La invitación, escrita con trazos infantiles en medio de papel de colores, era clara y alegre:
«Ven esta tarde al bosque que está detrás de mi casa. Lleva un poco de pan y queso. Yo me encargaré de llevar dulces y te mostraré mi secreto».
Al principio, Nayeli había parpadeado sorprendida y luego se había vuelto hacia Marta, su compañera del salón que le había pasado aquella nota misteriosa. Ella solo sonrió y se volvió a atender las lecciones que el maestro daba en la pizarra.
Marta no solo iba con ella a la escuela, sino que era su vecina. Vivían ambas en un vecindario muy bonito de la ciudad de Santiago, colindante con un bosquecillo que resguardaba lo que parecía una hilera de casas de campo, no muy lejanas a las calles más concurridas de la ciudad. A ella le encantaba despertar y escuchar el sonido de los pájaros, ver la naturaleza que la rodeaba.

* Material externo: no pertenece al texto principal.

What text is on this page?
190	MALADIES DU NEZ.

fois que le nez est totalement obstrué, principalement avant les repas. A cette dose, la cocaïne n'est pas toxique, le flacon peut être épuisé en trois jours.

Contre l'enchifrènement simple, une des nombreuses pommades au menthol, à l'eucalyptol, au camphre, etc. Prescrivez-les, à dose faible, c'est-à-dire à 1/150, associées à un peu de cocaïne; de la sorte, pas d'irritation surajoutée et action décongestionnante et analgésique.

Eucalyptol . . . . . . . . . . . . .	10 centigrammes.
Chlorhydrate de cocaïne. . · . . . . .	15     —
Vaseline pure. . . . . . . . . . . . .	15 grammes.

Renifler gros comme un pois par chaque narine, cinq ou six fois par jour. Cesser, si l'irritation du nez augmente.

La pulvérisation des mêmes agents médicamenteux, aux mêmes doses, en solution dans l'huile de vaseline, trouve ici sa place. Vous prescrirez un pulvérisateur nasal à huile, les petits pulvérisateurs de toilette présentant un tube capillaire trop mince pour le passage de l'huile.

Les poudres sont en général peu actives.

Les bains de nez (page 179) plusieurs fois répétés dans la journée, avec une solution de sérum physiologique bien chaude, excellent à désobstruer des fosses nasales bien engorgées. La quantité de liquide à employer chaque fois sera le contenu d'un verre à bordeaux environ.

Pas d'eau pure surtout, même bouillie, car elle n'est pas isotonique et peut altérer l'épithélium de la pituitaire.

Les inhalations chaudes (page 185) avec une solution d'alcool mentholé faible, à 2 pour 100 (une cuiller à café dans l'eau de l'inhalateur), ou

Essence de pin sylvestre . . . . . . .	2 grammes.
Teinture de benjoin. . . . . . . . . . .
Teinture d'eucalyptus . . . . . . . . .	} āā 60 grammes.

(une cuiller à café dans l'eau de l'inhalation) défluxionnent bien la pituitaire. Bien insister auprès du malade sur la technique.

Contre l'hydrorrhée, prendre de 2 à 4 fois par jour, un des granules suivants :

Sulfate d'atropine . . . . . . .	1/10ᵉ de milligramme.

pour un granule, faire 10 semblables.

Pero ahora enfocaba toda su atención en esa inquietante nota… ¿de qué secreto podía estar hablando Marta?
Fuera como fuera, esa misma tarde Nayeli preparó un hatillo con un poco de pan dulce y trocitos de queso, y después de comer, salió de casa con rumbo al sendero que se erigía después del patio trasero, prometiéndole a su madre volver pronto para hacer los deberes.
Encontró a la otra niña sentada bajo un árbol, sosteniendo una pequeña bolsa de papel.
—Creí que no ibas a venir. ¿Has traído lo que te dije?
Nayeli le enseñó el pañuelo donde había envuelto la comida.
—Entonces, sígueme.
Ambas se encaminaron pues, siguiendo el camino de tierra que iba a dar a un paraje solitario, lleno de árboles y con vista al campo. Un solitario columpio hecho con un neumático permanecía inmóvil, colgado de la gruesa rama de un roble.
—Es aquí —dijo Marta—, mi papá lo construyó justo detrás de ese árbol.
—¿El columpio?
—No, tonta. La casa para las hadas. Todas viven dentro de ella y les encantan los dulces.
Nayeli se asomó al espacio que había detrás del árbol mencionado. Justo entre dos enormes raíces y pegada al tronco, había una preciosa casita de madera, con acabados en miniatura. Las diminutas puertas y ventanas contrastaban con los brillantes colores de la fachada y las flores que se habían colocado en el tejado.
—¿Alguna vez las has visto?
—No, por supuesto que no. Son muy tímidas. Pero siempre que les dejo comida, toda desaparece cuando vuelvo al día siguiente. Por eso sé que están aquí y sé que se alegran de verme. Somos amigas.
Marta abrió la bolsa de papel y dejó algunos dulces en el pórtico de la casita.
—Ahora tú también puedes hacerte amiga de ellas. Déjales algo.
Nayeli arrancó unos pedacitos de pan y los puso junto a la ofrenda de la otra niña. Lo mismo hizo con el queso. Luego, ambas compartieron el resto de las viandas y se quedaron observando la casa de las hadas, con una sonrisa.
Sería su secreto de ahí en adelante.